🤖 AI Summary
In medical image segmentation, conventional active learning (AL) relies on expert annotations of ambiguous regions, yet remains hampered by high annotation costs, ill-defined boundary delineation, and substantial cognitive load. To address these challenges, we propose the first language-guided active learning framework, wherein natural language instructions replace manual region annotations. Leveraging in-context learning, our method automatically translates such instructions into executable segmentation programs, enabling end-to-end, language-driven segmentation optimization. The approach integrates natural language processing, program synthesis, and active domain adaptation—minimizing human intervention without compromising performance.
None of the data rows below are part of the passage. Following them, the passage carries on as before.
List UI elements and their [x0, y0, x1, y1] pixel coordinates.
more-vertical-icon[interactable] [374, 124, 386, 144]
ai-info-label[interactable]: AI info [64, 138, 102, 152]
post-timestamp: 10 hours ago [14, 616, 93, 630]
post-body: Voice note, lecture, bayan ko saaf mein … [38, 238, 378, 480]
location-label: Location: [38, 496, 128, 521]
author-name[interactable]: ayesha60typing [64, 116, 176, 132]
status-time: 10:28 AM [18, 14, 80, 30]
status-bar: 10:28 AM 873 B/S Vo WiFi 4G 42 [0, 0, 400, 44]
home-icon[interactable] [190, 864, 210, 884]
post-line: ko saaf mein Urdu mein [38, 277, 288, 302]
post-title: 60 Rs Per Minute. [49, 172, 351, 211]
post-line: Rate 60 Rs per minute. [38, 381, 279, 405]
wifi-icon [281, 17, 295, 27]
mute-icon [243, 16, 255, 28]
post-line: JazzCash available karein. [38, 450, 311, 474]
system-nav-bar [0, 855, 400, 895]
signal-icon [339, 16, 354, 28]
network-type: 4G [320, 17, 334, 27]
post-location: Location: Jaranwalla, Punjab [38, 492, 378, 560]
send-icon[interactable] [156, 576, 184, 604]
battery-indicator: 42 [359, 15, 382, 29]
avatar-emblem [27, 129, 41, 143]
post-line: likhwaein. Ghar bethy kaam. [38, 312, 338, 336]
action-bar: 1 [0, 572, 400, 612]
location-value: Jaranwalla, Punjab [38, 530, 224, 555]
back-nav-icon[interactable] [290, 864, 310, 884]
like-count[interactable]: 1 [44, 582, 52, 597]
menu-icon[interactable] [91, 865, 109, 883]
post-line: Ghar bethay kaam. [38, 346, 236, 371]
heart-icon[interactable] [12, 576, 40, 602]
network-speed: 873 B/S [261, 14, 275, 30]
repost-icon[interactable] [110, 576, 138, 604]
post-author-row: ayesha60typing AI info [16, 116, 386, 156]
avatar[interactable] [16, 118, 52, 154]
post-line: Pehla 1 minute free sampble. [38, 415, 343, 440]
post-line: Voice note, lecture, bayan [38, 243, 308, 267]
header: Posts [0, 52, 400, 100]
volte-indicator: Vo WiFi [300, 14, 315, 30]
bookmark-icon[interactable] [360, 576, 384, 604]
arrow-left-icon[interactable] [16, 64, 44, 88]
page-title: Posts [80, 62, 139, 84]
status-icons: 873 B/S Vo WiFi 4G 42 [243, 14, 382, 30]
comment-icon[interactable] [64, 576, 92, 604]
Extensive experiments demonstrate that our framework achieves accuracy comparable to or exceeding that of traditional AL methods in active domain adaptation tasks, while reducing estimated annotation time by approximately 80%. This significantly alleviates expert burden and mitigates boundary uncertainty—key bottlenecks in clinical annotation workflows.
📝 Abstract
Although active learning (AL) in segmentation tasks enables experts to annotate selected regions of interest (ROIs) instead of entire images, it remains highly challenging, labor-intensive, and cognitively demanding due to the blurry and ambiguous boundaries commonly observed in medical images. Also, in conventional AL, annotation effort is a function of the ROI- larger regions make the task cognitively easier but incur higher annotation costs, whereas smaller regions demand finer precision and more attention from the expert. In this context, language guidance provides an effective alternative, requiring minimal expert effort while bypassing the cognitively demanding task of precise boundary delineation in segmentation. Towards this goal, we introduce LINGUAL: a framework that receives natural language instructions from an expert, translates them into executable programs through in-context learning, and automatically performs the corresponding sequence of sub-tasks without any human intervention. We demonstrate the effectiveness of LINGUAL in active domain adaptation (ADA) achieving comparable or superior performance to AL baselines while reducing estimated annotation time by approximately 80%.